Lifi als WLAN-Ersatz Superschnelles Internet aus der Deckenlampe

Forscher wollen die Haushalte der Zukunft mit einer neuen Lampentechnik vernetzen. Daten sollen dann von winzigen LEDs an Computer, Tablets und Smartphones gesendet werden - und das um ein Vielfaches schneller, als es per Funk derzeit möglich ist.
Lifi-Testaufbau: Hält man die Hand zwischen Sender und Empfänger, bricht die Übertragung ab

Lifi-Testaufbau: Hält man die Hand zwischen Sender und Empfänger, bricht die Übertragung ab

Foto: Vimeo

Das indische Start-up Velmenni  will Netzwerke schneller machen. Die dafür entwickelte Technik soll Daten mit einer Geschwindigkeit von bis zu 1 Gigabyte pro Sekunde  übertragen können. Ein durchschnittlicher Kinofilm in HD-Auflösung ließe sich damit sekundenschnell übers Netz kopieren.

Die dafür genutzte Technik heißt Visible Light Communication (VLC) und wurde 2003 erstmals gezeigt. Seit Harald Haas , Informatikprofessor an der Universität von Edinburgh, 2011 die Technik in einem Vortrag in Anlehnung an Wifi als Lifi bezeichnete, wird meist dieser Begriff dafür benutzt.

In der von Velmenni entwickelten Variante werden die Daten von extrem schnell blinkenden LED-Lampen übertragen. Die Blinkfrequenz ist dabei so hoch, dass sie vom menschlichen Auge nicht wahrgenommen wird. Passende Lichtsensoren fangen die Signale am empfangenden Gerät auf.

Funktioniert nur auf Sicht

Das für VLC nutzbare Lichtspektrum ist sehr groß reicht vom Infrarot- bis in den Ultraviolettbereich.
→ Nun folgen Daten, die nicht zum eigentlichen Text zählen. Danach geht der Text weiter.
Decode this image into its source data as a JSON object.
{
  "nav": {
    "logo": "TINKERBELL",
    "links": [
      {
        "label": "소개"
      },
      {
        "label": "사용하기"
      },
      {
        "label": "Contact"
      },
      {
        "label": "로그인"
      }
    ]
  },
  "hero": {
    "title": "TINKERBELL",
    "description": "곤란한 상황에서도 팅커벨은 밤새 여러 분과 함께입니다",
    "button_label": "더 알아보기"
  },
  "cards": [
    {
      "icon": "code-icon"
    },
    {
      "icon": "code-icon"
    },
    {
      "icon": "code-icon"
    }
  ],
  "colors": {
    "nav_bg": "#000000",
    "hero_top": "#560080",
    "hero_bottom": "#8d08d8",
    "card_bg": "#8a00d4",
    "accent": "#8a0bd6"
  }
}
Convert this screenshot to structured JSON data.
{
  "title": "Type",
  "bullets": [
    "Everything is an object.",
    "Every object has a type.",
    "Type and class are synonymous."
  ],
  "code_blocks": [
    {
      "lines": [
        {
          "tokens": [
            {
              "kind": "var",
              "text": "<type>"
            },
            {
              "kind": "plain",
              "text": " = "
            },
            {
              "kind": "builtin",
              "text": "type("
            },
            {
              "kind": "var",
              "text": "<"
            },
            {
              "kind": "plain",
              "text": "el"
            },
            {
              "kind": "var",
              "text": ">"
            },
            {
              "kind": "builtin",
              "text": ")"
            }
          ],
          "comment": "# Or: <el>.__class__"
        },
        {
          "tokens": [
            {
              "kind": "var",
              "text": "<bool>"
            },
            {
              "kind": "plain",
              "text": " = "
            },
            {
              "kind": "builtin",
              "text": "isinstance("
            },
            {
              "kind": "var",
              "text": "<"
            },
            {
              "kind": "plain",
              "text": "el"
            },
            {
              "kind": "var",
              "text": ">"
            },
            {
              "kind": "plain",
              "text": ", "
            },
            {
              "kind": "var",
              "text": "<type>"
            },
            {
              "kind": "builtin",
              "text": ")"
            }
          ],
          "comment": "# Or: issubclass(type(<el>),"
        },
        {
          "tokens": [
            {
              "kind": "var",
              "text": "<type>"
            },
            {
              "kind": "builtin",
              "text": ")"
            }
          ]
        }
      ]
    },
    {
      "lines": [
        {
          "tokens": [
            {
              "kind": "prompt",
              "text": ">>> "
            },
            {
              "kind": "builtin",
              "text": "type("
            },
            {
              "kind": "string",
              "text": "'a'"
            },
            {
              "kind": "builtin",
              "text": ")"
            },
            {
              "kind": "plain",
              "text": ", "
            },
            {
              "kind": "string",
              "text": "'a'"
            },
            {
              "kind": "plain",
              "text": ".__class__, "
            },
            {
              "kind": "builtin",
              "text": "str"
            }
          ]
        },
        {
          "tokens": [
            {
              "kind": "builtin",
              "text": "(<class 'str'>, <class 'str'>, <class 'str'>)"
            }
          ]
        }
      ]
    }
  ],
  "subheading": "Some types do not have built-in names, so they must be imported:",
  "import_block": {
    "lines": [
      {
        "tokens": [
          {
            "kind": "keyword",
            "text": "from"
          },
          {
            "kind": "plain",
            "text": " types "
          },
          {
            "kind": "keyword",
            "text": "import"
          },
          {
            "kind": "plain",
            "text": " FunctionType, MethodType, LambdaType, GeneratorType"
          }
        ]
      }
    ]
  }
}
Das ermöglicht sehr hohe Datenübertragungsraten. In einem Laborversuch an der University of Oxford wurden bereits Übertragungsraten von bis zu 224 Gigabit pro Sekunde erreicht, damit könnten zum Beispiel 18 1,5 Gigabyte große Filmdateien in einer Sekunde übertragen werden .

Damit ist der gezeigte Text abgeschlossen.